Recently, I needed to get a sense of my daughter’s social development and created a list. I post it here for those who might want to get a sense of how ASD can affect a child:*
- As a newborn, she didn’t like to be held; as a baby, only I, her mother, could hold her. She didn’t bond with anyone else.
- As a toddler, she interacted with me if she needed something but usually no eye contact; she didn’t turn around or respond when someone called her name or tried to get her attention.
- At ages two and three, she seemed completely unaware of other children.
- At age four, she screamed if children appeared to be coming near her at the park or on the playground or in the library.
- She had meltdowns and screamed at the park or library or social event every single time; nearby children and parents were often confused or alarmed by her behaviour (screaming and crying) if they tried to interact with her.
- She allowed children to try to play with her or just be near but did not acknowledge them in any way.
- She acknowledged other children in some way, but only to complain that they were harming her or being mean to her or doing something wrong socially (when they weren’t).
- She allowed children to play beside her but told them when to leave (usually after a couple of minutes).
- She stopped telling other children when to leave but told them they were annoying her.
- She sometimes let a classmate play beside her, but not usually, and stated that she wanted to play by herself; she still always complained about other children.

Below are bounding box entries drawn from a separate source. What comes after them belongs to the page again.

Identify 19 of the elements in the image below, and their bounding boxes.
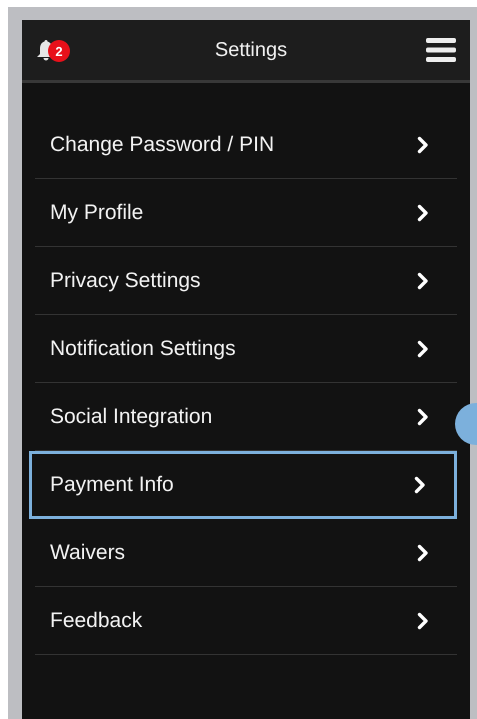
settings-item[interactable]: My Profile <box>35 179 457 247</box>
settings-item[interactable]: Privacy Settings <box>35 247 457 315</box>
menu-icon[interactable] <box>426 38 456 62</box>
chevron-icon <box>417 544 429 562</box>
chevron-icon <box>417 204 429 222</box>
chevron-icon <box>417 340 429 358</box>
notification-badge: 2 <box>48 40 70 62</box>
settings-item[interactable]: Change Password / PIN <box>35 111 457 179</box>
settings-item[interactable]: Notification Settings <box>35 315 457 383</box>
chevron-icon <box>417 612 429 630</box>
chevron-icon <box>414 476 426 494</box>
chevron-icon <box>417 408 429 426</box>
screen-title: Settings <box>214 38 288 62</box>
chevron-icon <box>417 272 429 290</box>
settings-item[interactable]: Waivers <box>35 519 457 587</box>
settings-item[interactable]: Social Integration <box>35 383 457 451</box>
settings-item[interactable]: Payment Info <box>29 451 457 519</box>
chevron-icon <box>417 136 429 154</box>
settings-item[interactable]: Feedback <box>35 587 457 655</box>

There was no eye contact or there was unusual eye contact.
- At age seven, she usually let a classmate or two play beside her but with much conflict and confusion; unknown children at social events could be near her but were still not interacted with.
- She played with classmates using her own rules and didn’t follow along with the others; attempted play dates always ended because of meltdowns.

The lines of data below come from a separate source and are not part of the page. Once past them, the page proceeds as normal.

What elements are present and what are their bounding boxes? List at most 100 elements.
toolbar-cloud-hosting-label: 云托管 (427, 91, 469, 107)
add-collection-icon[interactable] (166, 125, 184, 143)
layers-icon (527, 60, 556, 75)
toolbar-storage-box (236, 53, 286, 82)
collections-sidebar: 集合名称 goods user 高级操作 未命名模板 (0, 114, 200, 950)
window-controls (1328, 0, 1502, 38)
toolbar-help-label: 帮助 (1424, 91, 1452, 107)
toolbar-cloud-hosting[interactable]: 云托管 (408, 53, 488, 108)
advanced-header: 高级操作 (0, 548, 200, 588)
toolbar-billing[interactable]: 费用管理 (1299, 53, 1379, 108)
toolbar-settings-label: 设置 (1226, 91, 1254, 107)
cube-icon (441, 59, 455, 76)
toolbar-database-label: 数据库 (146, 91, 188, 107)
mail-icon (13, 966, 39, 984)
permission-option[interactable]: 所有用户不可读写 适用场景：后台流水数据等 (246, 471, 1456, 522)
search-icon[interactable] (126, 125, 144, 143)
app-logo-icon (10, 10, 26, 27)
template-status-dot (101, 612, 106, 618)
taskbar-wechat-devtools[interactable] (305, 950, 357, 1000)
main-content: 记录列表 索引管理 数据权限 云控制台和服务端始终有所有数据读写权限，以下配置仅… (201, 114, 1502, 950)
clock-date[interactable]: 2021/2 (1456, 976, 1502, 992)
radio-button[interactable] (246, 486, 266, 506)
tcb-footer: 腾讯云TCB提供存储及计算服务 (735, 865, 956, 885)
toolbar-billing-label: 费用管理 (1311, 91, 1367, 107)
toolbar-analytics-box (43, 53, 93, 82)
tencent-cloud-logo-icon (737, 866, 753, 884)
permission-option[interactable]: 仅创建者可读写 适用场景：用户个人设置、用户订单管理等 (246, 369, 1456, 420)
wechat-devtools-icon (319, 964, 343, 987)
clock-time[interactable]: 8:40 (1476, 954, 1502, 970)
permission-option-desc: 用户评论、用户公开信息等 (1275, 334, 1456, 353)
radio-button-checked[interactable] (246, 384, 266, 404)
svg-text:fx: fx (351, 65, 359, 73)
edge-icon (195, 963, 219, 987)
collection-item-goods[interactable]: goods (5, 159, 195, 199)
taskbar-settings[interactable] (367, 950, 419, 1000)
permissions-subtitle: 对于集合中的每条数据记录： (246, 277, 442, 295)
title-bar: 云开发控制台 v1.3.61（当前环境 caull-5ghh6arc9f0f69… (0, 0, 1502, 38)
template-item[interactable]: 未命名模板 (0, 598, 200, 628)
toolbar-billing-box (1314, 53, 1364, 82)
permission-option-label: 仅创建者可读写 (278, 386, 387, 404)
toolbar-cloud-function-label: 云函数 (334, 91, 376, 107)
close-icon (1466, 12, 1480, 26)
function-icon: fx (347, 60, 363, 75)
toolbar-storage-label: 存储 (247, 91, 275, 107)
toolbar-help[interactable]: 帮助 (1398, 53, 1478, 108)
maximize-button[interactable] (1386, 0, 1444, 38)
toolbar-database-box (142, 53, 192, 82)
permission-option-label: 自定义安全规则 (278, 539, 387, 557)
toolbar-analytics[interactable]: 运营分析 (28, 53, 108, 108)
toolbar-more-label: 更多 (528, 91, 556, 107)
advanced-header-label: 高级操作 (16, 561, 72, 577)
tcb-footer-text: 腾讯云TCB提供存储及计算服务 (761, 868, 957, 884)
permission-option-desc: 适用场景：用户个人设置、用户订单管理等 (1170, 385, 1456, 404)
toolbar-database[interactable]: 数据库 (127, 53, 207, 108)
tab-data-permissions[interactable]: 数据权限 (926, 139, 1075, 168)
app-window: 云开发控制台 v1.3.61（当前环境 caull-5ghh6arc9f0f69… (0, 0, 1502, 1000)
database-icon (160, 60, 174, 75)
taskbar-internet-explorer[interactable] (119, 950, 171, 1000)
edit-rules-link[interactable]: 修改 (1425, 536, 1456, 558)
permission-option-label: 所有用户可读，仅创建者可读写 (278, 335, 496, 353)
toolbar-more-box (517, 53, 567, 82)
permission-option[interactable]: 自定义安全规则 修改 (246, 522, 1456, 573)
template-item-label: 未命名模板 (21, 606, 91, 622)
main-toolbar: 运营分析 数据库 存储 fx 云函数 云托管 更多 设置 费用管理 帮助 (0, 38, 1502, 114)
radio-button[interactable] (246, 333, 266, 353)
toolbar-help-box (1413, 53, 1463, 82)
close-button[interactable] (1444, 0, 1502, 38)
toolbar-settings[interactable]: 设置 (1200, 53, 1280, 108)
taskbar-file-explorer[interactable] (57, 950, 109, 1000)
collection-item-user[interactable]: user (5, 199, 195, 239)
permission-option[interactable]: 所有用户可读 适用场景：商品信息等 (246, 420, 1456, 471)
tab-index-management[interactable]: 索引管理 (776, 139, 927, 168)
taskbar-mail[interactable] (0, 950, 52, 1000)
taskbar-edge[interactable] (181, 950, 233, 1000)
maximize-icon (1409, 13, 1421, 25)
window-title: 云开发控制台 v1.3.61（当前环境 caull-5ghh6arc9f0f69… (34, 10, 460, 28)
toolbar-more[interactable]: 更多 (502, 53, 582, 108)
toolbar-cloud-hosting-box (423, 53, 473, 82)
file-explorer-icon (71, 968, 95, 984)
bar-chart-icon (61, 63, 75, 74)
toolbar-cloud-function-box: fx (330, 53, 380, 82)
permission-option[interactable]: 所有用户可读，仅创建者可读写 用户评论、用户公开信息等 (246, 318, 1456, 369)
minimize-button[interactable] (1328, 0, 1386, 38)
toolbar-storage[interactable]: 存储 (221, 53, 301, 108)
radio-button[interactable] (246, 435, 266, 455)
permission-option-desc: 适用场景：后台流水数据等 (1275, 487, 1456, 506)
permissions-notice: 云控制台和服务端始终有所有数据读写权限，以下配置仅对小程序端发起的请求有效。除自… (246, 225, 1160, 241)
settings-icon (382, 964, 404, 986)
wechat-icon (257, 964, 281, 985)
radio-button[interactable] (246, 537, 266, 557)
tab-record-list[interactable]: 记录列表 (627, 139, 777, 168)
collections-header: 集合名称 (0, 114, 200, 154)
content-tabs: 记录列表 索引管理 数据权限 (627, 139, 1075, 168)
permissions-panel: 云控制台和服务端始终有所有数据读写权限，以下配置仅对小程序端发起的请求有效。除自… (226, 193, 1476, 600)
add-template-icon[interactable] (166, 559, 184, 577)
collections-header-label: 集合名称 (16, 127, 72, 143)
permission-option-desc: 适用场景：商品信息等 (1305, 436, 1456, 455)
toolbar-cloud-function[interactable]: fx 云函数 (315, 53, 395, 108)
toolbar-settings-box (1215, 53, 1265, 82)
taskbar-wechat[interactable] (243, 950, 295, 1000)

- At almost age ten, she plays with classmates as long as rules that she knows don’t change or another activity isn’t initiated midway and still plays primarily alone or beside others; she still has trouble joining groups and there is no interaction with unknown children unless it is facilitated. Play dates do not end because of meltdowns. Eye contact does not happen consistently. She often still does not change her posture or activity if you speak to her.
*I don’t know how Frances’s social development compares to other children with ASD. I use the word play and interact interchangeably, and playing and interacting mean something different for Frances than for children considered typical.